Dès l’aurore de la création, l’homme, ayant matérialisé par le péché sa nature, ou, pour suivre l’image de l’Ancien Testament, avant mordu au fruit de l’arbre de la science du bien et du mal, devient sujet à la maladie et à la mort.
Cette idée que nous exprimons, nous la retrouvons en germe dans l’étymologie même du mot mort, formé du latin mors, que dans leur haute philosophie les instituteurs du langage, qui, suivant la belle expression de Vico, cachèrent la science du vrai sous l’écorce des mots, ont fait venir de morsu, pour rappeler à l’intelligence que l’origine de la mort en ce monde est la morsure coupable donnée par le premier homme au fruit de l’arbre défendu.

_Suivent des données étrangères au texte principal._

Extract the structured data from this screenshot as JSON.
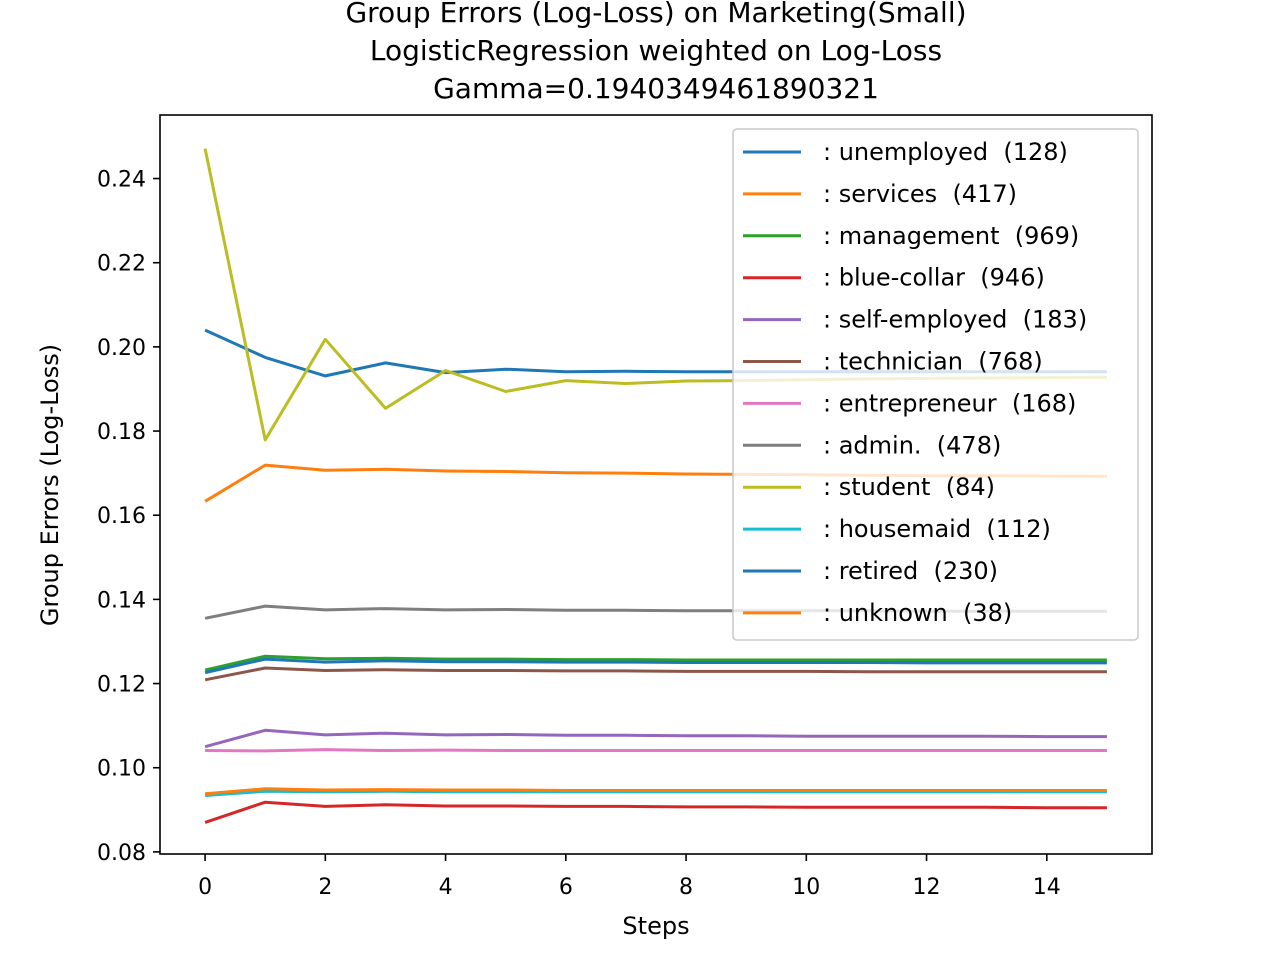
{
  "chart_data": {
    "type": "line",
    "title_lines": [
      "Group Errors (Log-Loss) on Marketing(Small)",
      "LogisticRegression weighted on Log-Loss",
      "Gamma=0.1940349461890321"
    ],
    "xlabel": "Steps",
    "ylabel": "Group Errors (Log-Loss)",
    "xlim": [
      -0.75,
      15.75
    ],
    "ylim": [
      0.0795,
      0.2551
    ],
    "xticks": [
      0,
      2,
      4,
      6,
      8,
      10,
      12,
      14
    ],
    "xtick_labels": [
      "0",
      "2",
      "4",
      "6",
      "8",
      "10",
      "12",
      "14"
    ],
    "yticks": [
      0.08,
      0.1,
      0.12,
      0.14,
      0.16,
      0.18,
      0.2,
      0.22,
      0.24
    ],
    "ytick_labels": [
      "0.08",
      "0.10",
      "0.12",
      "0.14",
      "0.16",
      "0.18",
      "0.20",
      "0.22",
      "0.24"
    ],
    "grid": false,
    "legend_position": "upper right",
    "x": [
      0,
      1,
      2,
      3,
      4,
      5,
      6,
      7,
      8,
      9,
      10,
      11,
      12,
      13,
      14,
      15
    ],
    "series": [
      {
        "name": ": unemployed  (128)",
        "color": "#1f77b4",
        "values": [
          0.204,
          0.1975,
          0.1931,
          0.1962,
          0.1939,
          0.1947,
          0.1941,
          0.1942,
          0.1941,
          0.1941,
          0.1941,
          0.1941,
          0.1941,
          0.1941,
          0.1941,
          0.1941
        ]
      },
      {
        "name": ": services  (417)",
        "color": "#ff7f0e",
        "values": [
          0.1633,
          0.1719,
          0.1707,
          0.1709,
          0.1705,
          0.1704,
          0.1701,
          0.17,
          0.1698,
          0.1697,
          0.1696,
          0.1695,
          0.1694,
          0.1694,
          0.1693,
          0.1693
        ]
      },
      {
        "name": ": management  (969)",
        "color": "#2ca02c",
        "values": [
          0.1232,
          0.1265,
          0.1259,
          0.126,
          0.1258,
          0.1258,
          0.1257,
          0.1257,
          0.1256,
          0.1256,
          0.1256,
          0.1256,
          0.1256,
          0.1256,
          0.1256,
          0.1256
        ]
      },
      {
        "name": ": blue-collar  (946)",
        "color": "#d62728",
        "values": [
          0.087,
          0.0918,
          0.0908,
          0.0912,
          0.0909,
          0.0909,
          0.0908,
          0.0908,
          0.0907,
          0.0907,
          0.0906,
          0.0906,
          0.0906,
          0.0906,
          0.0905,
          0.0905
        ]
      },
      {
        "name": ": self-employed  (183)",
        "color": "#9467bd",
        "values": [
          0.105,
          0.1089,
          0.1078,
          0.1082,
          0.1078,
          0.1079,
          0.1077,
          0.1077,
          0.1076,
          0.1076,
          0.1075,
          0.1075,
          0.1075,
          0.1075,
          0.1074,
          0.1074
        ]
      },
      {
        "name": ": technician  (768)",
        "color": "#8c564b",
        "values": [
          0.1209,
          0.1237,
          0.1231,
          0.1233,
          0.1231,
          0.1231,
          0.123,
          0.123,
          0.1229,
          0.1229,
          0.1229,
          0.1228,
          0.1228,
          0.1228,
          0.1228,
          0.1228
        ]
      },
      {
        "name": ": entrepreneur  (168)",
        "color": "#e377c2",
        "values": [
          0.1041,
          0.104,
          0.1043,
          0.1041,
          0.1042,
          0.1041,
          0.1041,
          0.1041,
          0.1041,
          0.1041,
          0.1041,
          0.1041,
          0.1041,
          0.1041,
          0.1041,
          0.1041
        ]
      },
      {
        "name": ": admin.  (478)",
        "color": "#7f7f7f",
        "values": [
          0.1355,
          0.1384,
          0.1375,
          0.1378,
          0.1375,
          0.1376,
          0.1374,
          0.1374,
          0.1373,
          0.1373,
          0.1373,
          0.1373,
          0.1372,
          0.1372,
          0.1372,
          0.1372
        ]
      },
      {
        "name": ": student  (84)",
        "color": "#bcbd22",
        "values": [
          0.2471,
          0.1779,
          0.2018,
          0.1854,
          0.1944,
          0.1894,
          0.192,
          0.1913,
          0.1919,
          0.192,
          0.1922,
          0.1924,
          0.1925,
          0.1926,
          0.1927,
          0.1928
        ]
      },
      {
        "name": ": housemaid  (112)",
        "color": "#17becf",
        "values": [
          0.0934,
          0.0944,
          0.0943,
          0.0944,
          0.0943,
          0.0943,
          0.0943,
          0.0943,
          0.0943,
          0.0943,
          0.0943,
          0.0943,
          0.0943,
          0.0943,
          0.0943,
          0.0943
        ]
      },
      {
        "name": ": retired  (230)",
        "color": "#1f77b4",
        "values": [
          0.1226,
          0.1258,
          0.1251,
          0.1254,
          0.1252,
          0.1252,
          0.1251,
          0.1251,
          0.125,
          0.125,
          0.125,
          0.125,
          0.1249,
          0.1249,
          0.1249,
          0.1249
        ]
      },
      {
        "name": ": unknown  (38)",
        "color": "#ff7f0e",
        "values": [
          0.0938,
          0.095,
          0.0947,
          0.0948,
          0.0947,
          0.0947,
          0.0946,
          0.0946,
          0.0946,
          0.0946,
          0.0946,
          0.0946,
          0.0946,
          0.0946,
          0.0946,
          0.0946
        ]
      }
    ]
  }
}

Nous venons faire partager nos certitudes sur l’autre vie et emparadiser l’âme des béatitudes célestes. Quand on lève les yeux et le coeur au ciel, les idées se sublimisent, les sentiments s’ennoblissent, une vie toute-puissante circule, loyale et généreuse, dans le sang des veines ; plein de mépris pour ce qui passe, on ne s’attache qu’à ce qui reste ; le grand amour de l’éternité qui fait les martyrs et les saints vous saisit invinciblement au coeur : alors, semblable au phénix de la fable qui bat l’air de ses ailes déployées pour raviver la flamme du foyer qui le consume, l’on a hâte de mourir selon la chair pour revivre selon l’âme.
On a moins peur de la mort pour ce qu’on en sait que pour ce qu’ont en ignore.